The Commons Public Administration and Constitutional Affairs Committee (PACAC) said the certification, which could show whether people had tested negative for coronavirus or had the vaccine to allow them access to certain events and venues, should not be a part of the planned rolling back of restrictions on June 21 and should be scrapped.
A report from the committee released on Saturday said even though it was clear the scheme had been under consideration “for at least six months… the conflicting and sometimes contradictory statements made by ministers on the possibility of introducing certificates has risked damaging trust in Government and in the measures put in place to tackle the pandemic”.
The report said the implementation would “by its very nature be discriminatory” and the MPs found “no justification for introducing a Covid-status certification system that would be sufficient to counter what is likely to be a significant infringement of individual rights”.
And it said that while the PACAC and the Government-reviewed proposals, “the Government decided to pre-empt the findings of both and launched a Covid-status certificate for international travel, without notifying or consulting Parliament”.
The report said “this could be construed as contempt of Parliament and this committee”.
Internationally, health ministers from G7 countries last week agreed on the need to work together to develop “mutual recognition of testing and vaccination certificates across countries”.
Domestically, a review into the potential use of the certification had been due to report last month, but was delayed and is now expected as part of the announcement on step four of the restrictions lifting on Monday.
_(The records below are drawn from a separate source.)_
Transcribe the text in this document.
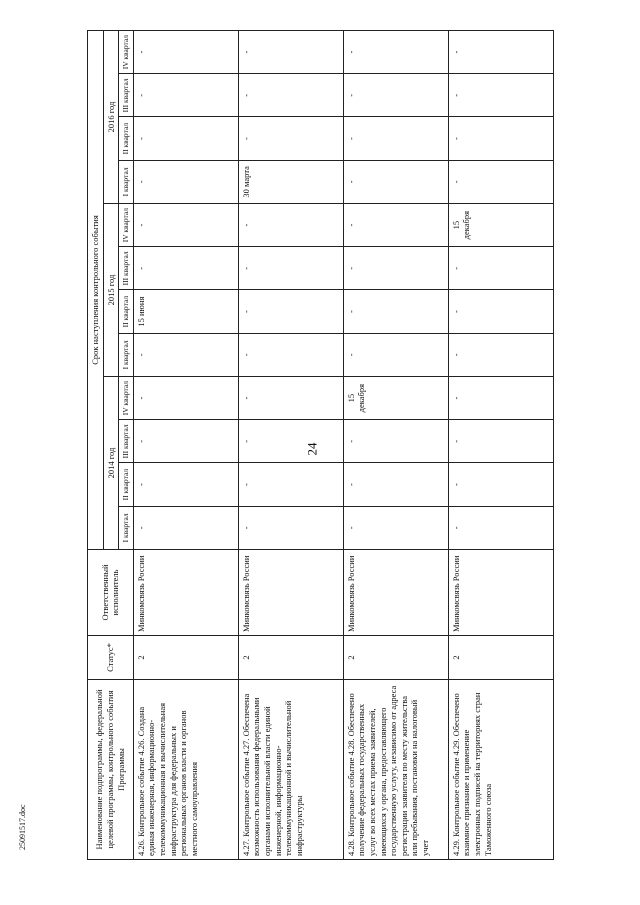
24
25091517.doc	Наименование подпрограммы, федеральной целевой программы, контрольного события Программы	Статус*	Ответственный исполнитель	Срок наступления контрольного события											
			2014 год				2015 год				2016 год			
			I квартал	II квартал	III квартал	IV квартал	I квартал	II квартал	III квартал	IV квартал	I квартал	II квартал	III квартал	IV квартал
4.26. Контрольное событие 4.26. Создана единая инженерная, информационно-телекоммуникационная и вычислительная инфраструктура для федеральных и региональных органов власти и органов местного самоуправления	2	Минкомсвязь России	-	-	-	-	-	15 июня	-	-	-	-	-	-
4.27. Контрольное событие 4.27. Обеспечена возможность использования федеральными органами исполнительной власти единой инженерной, информационно-телекоммуникационной и вычислительной инфраструктуры	2	Минкомсвязь России	-	-	-	-	-	-	-	-	30 марта	-	-	-
4.28. Контрольное событие 4.28. Обеспечено получение федеральных государственных услуг во всех местах приема заявителей, имеющихся у органа, предоставляющего государственную услугу, независимо от адреса регистрации заявителя по месту жительства или пребывания, постановки на налоговый учет	2	Минкомсвязь России	-	-	-	15 декабря	-	-	-	-	-	-	-	-
4.29. Контрольное событие 4.29. Обеспечено взаимное признание и применение электронных подписей на территориях стран Таможенного союза	2	Минкомсвязь России	-	-	-	-	-	-	-	15 декабря	-	-	-	-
MPs said, even if they were put into use, they were targeted at mass events such as football matches which are out in the open and therefore of lower risk of the transmission of Covid, rather than indoor smaller, enclosed spaces.
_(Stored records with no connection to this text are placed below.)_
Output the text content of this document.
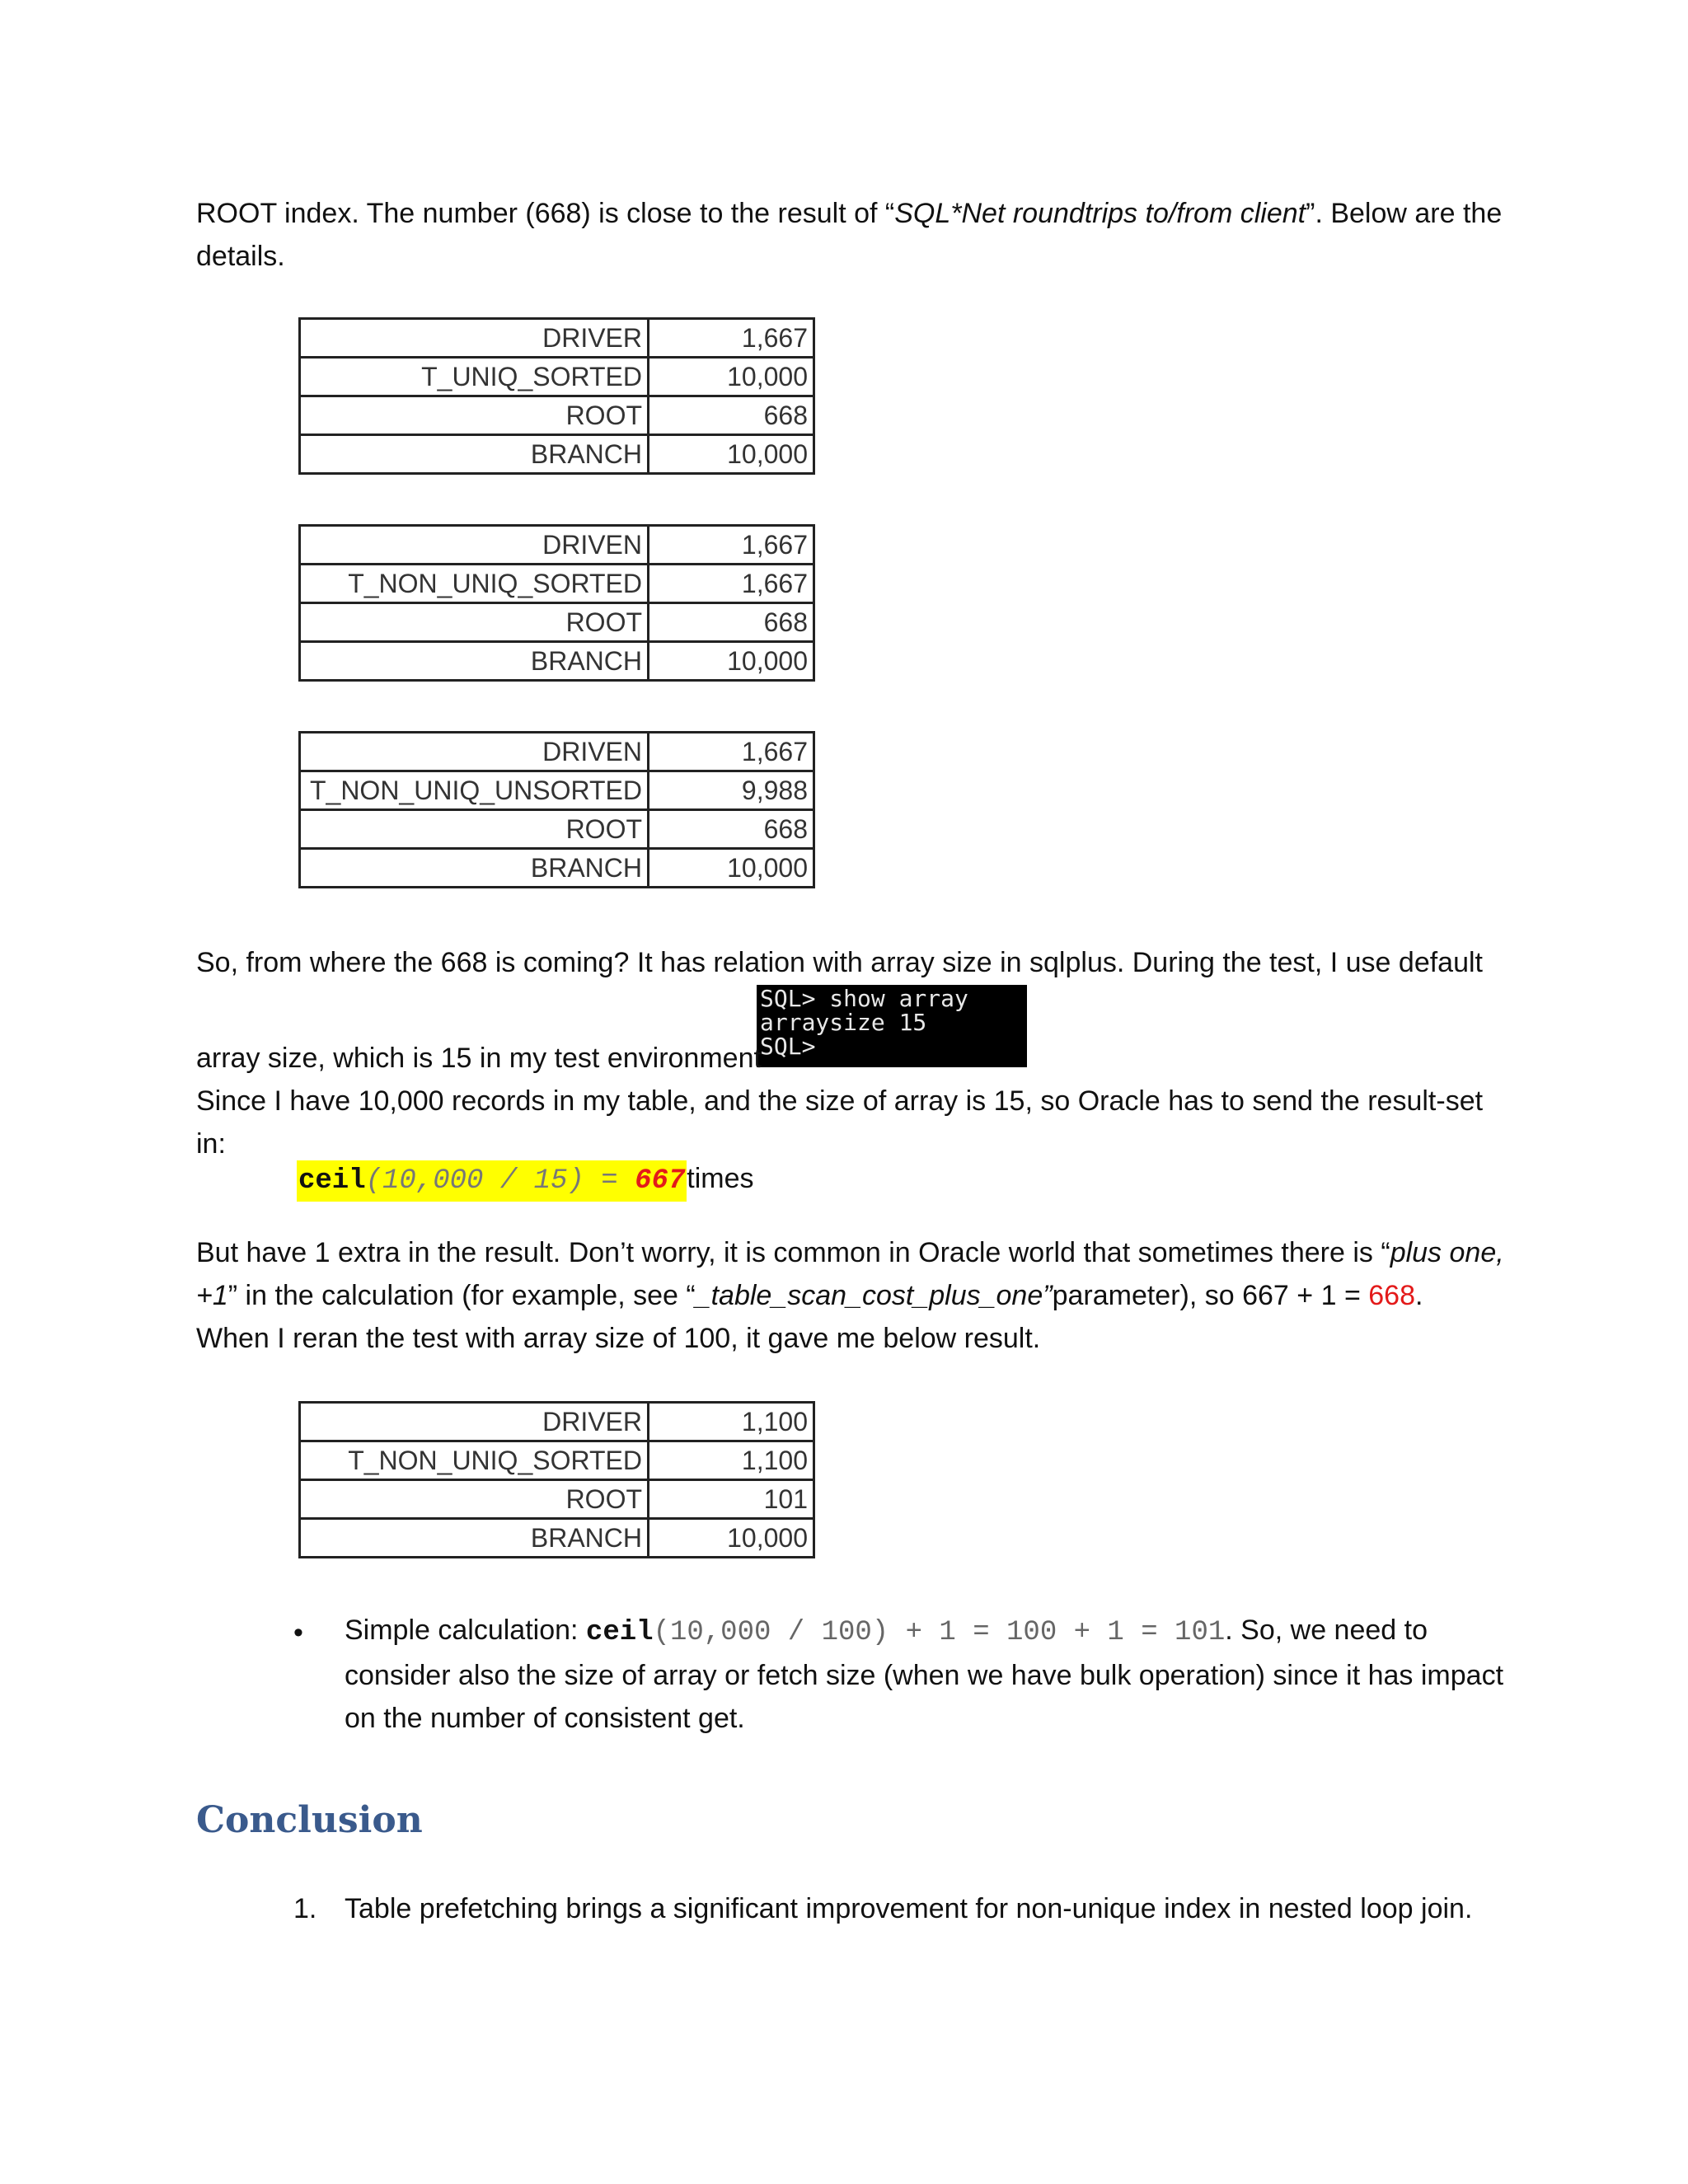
ROOT index. The number (668) is close to the result of “SQL*Net roundtrips to/from client”. Below are the details.

DRIVER	1,667
T_UNIQ_SORTED	10,000
ROOT	668
BRANCH	10,000
DRIVEN	1,667
T_NON_UNIQ_SORTED	1,667
ROOT	668
BRANCH	10,000
DRIVEN	1,667
T_NON_UNIQ_UNSORTED	9,988
ROOT	668
BRANCH	10,000

So, from where the 668 is coming? It has relation with array size in sqlplus. During the test, I use default

SQL> show array
arraysize 15
SQL>

array size, which is 15 in my test environment

Since I have 10,000 records in my table, and the size of array is 15, so Oracle has to send the result-set in:

ceil(10,000 / 15) = 667times

But have 1 extra in the result. Don’t worry, it is common in Oracle world that sometimes there is “plus one, +1” in the calculation (for example, see “_table_scan_cost_plus_one”parameter), so 667 + 1 = 668.
When I reran the test with array size of 100, it gave me below result.

DRIVER	1,100
T_NON_UNIQ_SORTED	1,100
ROOT	101
BRANCH	10,000
• Simple calculation: ceil(10,000 / 100) + 1 = 100 + 1 = 101. So, we need to consider also the size of array or fetch size (when we have bulk operation) since it has impact on the number of consistent get.

Conclusion
1. Table prefetching brings a significant improvement for non-unique index in nested loop join.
And they said that there were “legitimate concerns over the serious data protection risks that would be involved”.
William Wragg MP, chairman of the PACAC said: “We recognise the need to formulate an effective lockdown exit, but Covid passports are not the answer.
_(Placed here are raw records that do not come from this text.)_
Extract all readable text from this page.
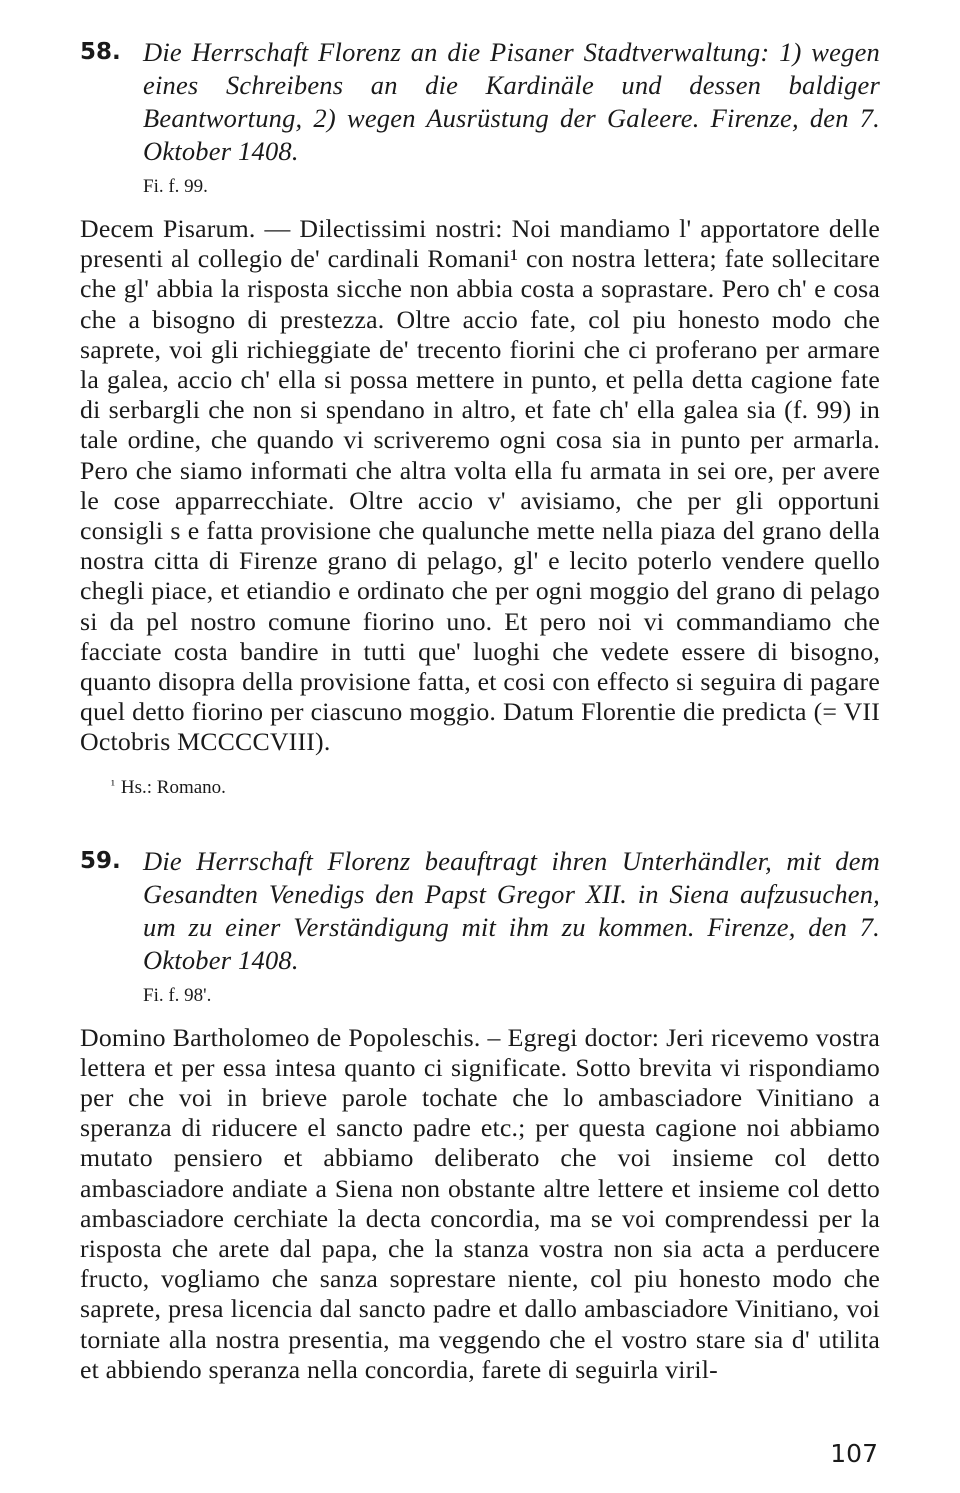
58. Die Herrschaft Florenz an die Pisaner Stadtverwaltung: 1) wegen eines Schreibens an die Kardinäle und dessen baldiger Beantwortung, 2) wegen Ausrüstung der Galeere. Firenze, den 7. Oktober 1408.
Fi. f. 99.

Decem Pisarum. — Dilectissimi nostri: Noi mandiamo l' apportatore delle presenti al collegio de' cardinali Romani¹ con nostra lettera; fate sollecitare che gl' abbia la risposta sicche non abbia costa a soprastare. Pero ch' e cosa che a bisogno di prestezza. Oltre accio fate, col piu honesto modo che saprete, voi gli richieggiate de' trecento fiorini che ci proferano per armare la galea, accio ch' ella si possa mettere in punto, et pella detta cagione fate di serbargli che non si spendano in altro, et fate ch' ella galea sia (f. 99) in tale ordine, che quando vi scriveremo ogni cosa sia in punto per armarla. Pero che siamo informati che altra volta ella fu armata in sei ore, per avere le cose apparrecchiate. Oltre accio v' avisiamo, che per gli opportuni consigli s e fatta provisione che qualunche mette nella piaza del grano della nostra citta di Firenze grano di pelago, gl' e lecito poterlo vendere quello chegli piace, et etiandio e ordinato che per ogni moggio del grano di pelago si da pel nostro comune fiorino uno. Et pero noi vi commandiamo che facciate costa bandire in tutti que' luoghi che vedete essere di bisogno, quanto disopra della provisione fatta, et cosi con effecto si seguira di pagare quel detto fiorino per ciascuno moggio. Datum Florentie die predicta (= VII Octobris MCCCCVIII).

$^{^1}$ Hs.: Romano.
59. Die Herrschaft Florenz beauftragt ihren Unterhändler, mit dem Gesandten Venedigs den Papst Gregor XII. in Siena aufzusuchen, um zu einer Verständigung mit ihm zu kommen. Firenze, den 7. Oktober 1408.
Fi. f. 98'.

Domino Bartholomeo de Popoleschis. – Egregi doctor: Jeri ricevemo vostra lettera et per essa intesa quanto ci significate. Sotto brevita vi rispondiamo per che voi in brieve parole tochate che lo ambasciadore Vinitiano a speranza di riducere el sancto padre etc.; per questa cagione noi abbiamo mutato pensiero et abbiamo deliberato che voi insieme col detto ambasciadore andiate a Siena non obstante altre lettere et insieme col detto ambasciadore cerchiate la decta concordia, ma se voi comprendessi per la risposta che arete dal papa, che la stanza vostra non sia acta a perducere fructo, vogliamo che sanza soprestare niente, col piu honesto modo che saprete, presa licencia dal sancto padre et dallo ambasciadore Vinitiano, voi torniate alla nostra presentia, ma veggendo che el vostro stare sia d' utilita et abbiendo speranza nella concordia, farete di seguirla viril-

107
“We are entirely unconvinced by the case for their introduction.
“Although it is a tool that is being sold as and built with the intention of being for the universal good, it has the potential to cause great damage socially and economically.
“As vaccine uptake statistics indicate, any Covid certification system will be a discriminator along the lines of race, religion and age.
“Finally, the success of the vaccine rollout and their efficacy calls into question the value of a certification regime.
“It would be established at great cost for rapidly diminishing returns.
“Frankly, the Government needs to scrap any idea of introducing Covid passports.
“They are unnecessary and there is no justification for them in the science and none in logic.”
Cabinet office minister, Michael Gove, who is leading the review previously said the benefits of a vaccine passports scheme were “finely balanced”.
Mr Gove has visited Israel as part of the process to assess the effectiveness of a similar “green pass” scheme deployed in the Middle East country.
The Chancellor of the Duchy of Lancaster said if such a scheme proved too costly or too much “hassle” for the hospitality industry, then the Government would not pursue it.
The NHS app has already been altered to allow users to prove their vaccine status and Mr Gove said further changes were in the pipeline so test results could be declared as well.
A Government spokesman said a review of the evidence around Covid certification was still ongoing.